Brock Willard editor in chief
A brand-new trailer for the live action remake of Disney’s “The Little Mermaid” released recently and there are many keyboard warriors furious that the actress playing the title character Ariel is black. There are people mad that a fictional mermaid happens to be black. On top of this, the recently premiered “Rings of Power” has garnered backlash from some for casting black actors in the show, citing that Middle Earth, the world the show is set in, shouldn’t have characters that are black. Many even say that the author of the works these two references would be “rolling over in their graves.” The most important question: why does it even matter?
Firstly, the people who are making a fuss about Ariel being played by black actress Halle Bailey usually don’t have a good reason for being upset other than “the original had a white character.” The most cogent response to that should be “Yes, and?” There is nothing saying a filmmaker needs to be 100 percent accurate to a source material. If they were being completely faithful, they would make Ariel drown herself in her human form after being rejected by the prince. That’s what happens in the original story that the 90s Disney film is based on. It’s interesting that they don’t make a fuss about that discrepancy.

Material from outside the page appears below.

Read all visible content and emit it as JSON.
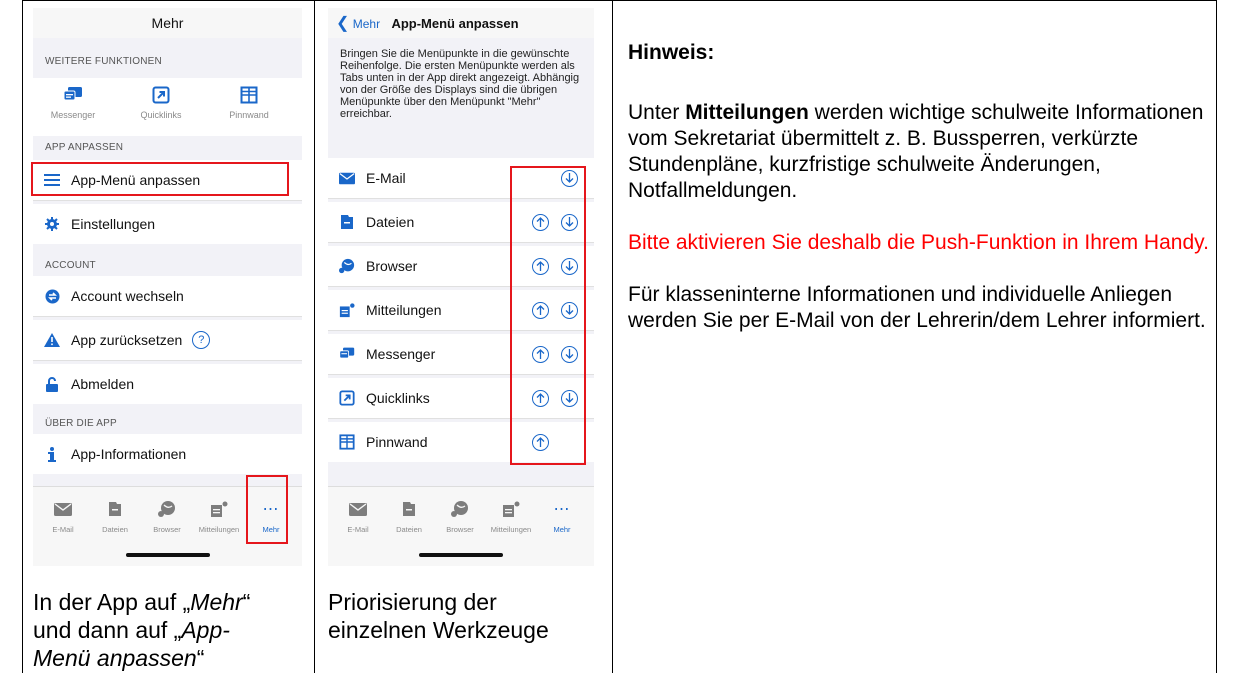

Another factor that weakens the critical argument is that the movie takes place in a fictional underwater environment with mythical sea creatures who can breathe underwater and who have access to magic. Apparently, such a world with all that fictional material has no room for a black person. That’s just too unrealistic. The point to be made is when racists know that their beliefs are unpopular (which by in large, they are), they find all sorts of things to mask it so that they maintain their social position in a particular group. This is just another instance of that combined with a false knowledge of literary criticism.
Does the author’s intent even matter? It depends on your own personal beliefs. There are some who say it doesn’t matter at all, even if the author is alive and you can ask them what they mean by a particular passage or writing choice. The logic here is related to the creative process itself. There are some artists who as they create, their original intent with the work of art changes. This obviously muddies the creative waters when examining how an author feels.
There are some who think the author’s intent always matters with no exceptions. This camp firmly believes that an audience’s perception has no bearing on what the work means. The people who dislike black Ariel or black hobbits in “Rings of Power” would most likely associate with this camp. Because Tolkien probably never intended for hobbits to be anything but white-skinned, that aesthetic should be maintained for all adaptations of his works featuring Hobbits.
Regardless of what camp you fall in, you need to realize that there are things to unpack when your primary criticism of a work of art is “I don’t think there should be a black person involved in that.” That statement alone should set off bells and if you are one of those people, it’s okay to deconstruct what you think you know. That is the only way one grows. Consider growing and expanding your view of how art is put together when it’s an adaptation.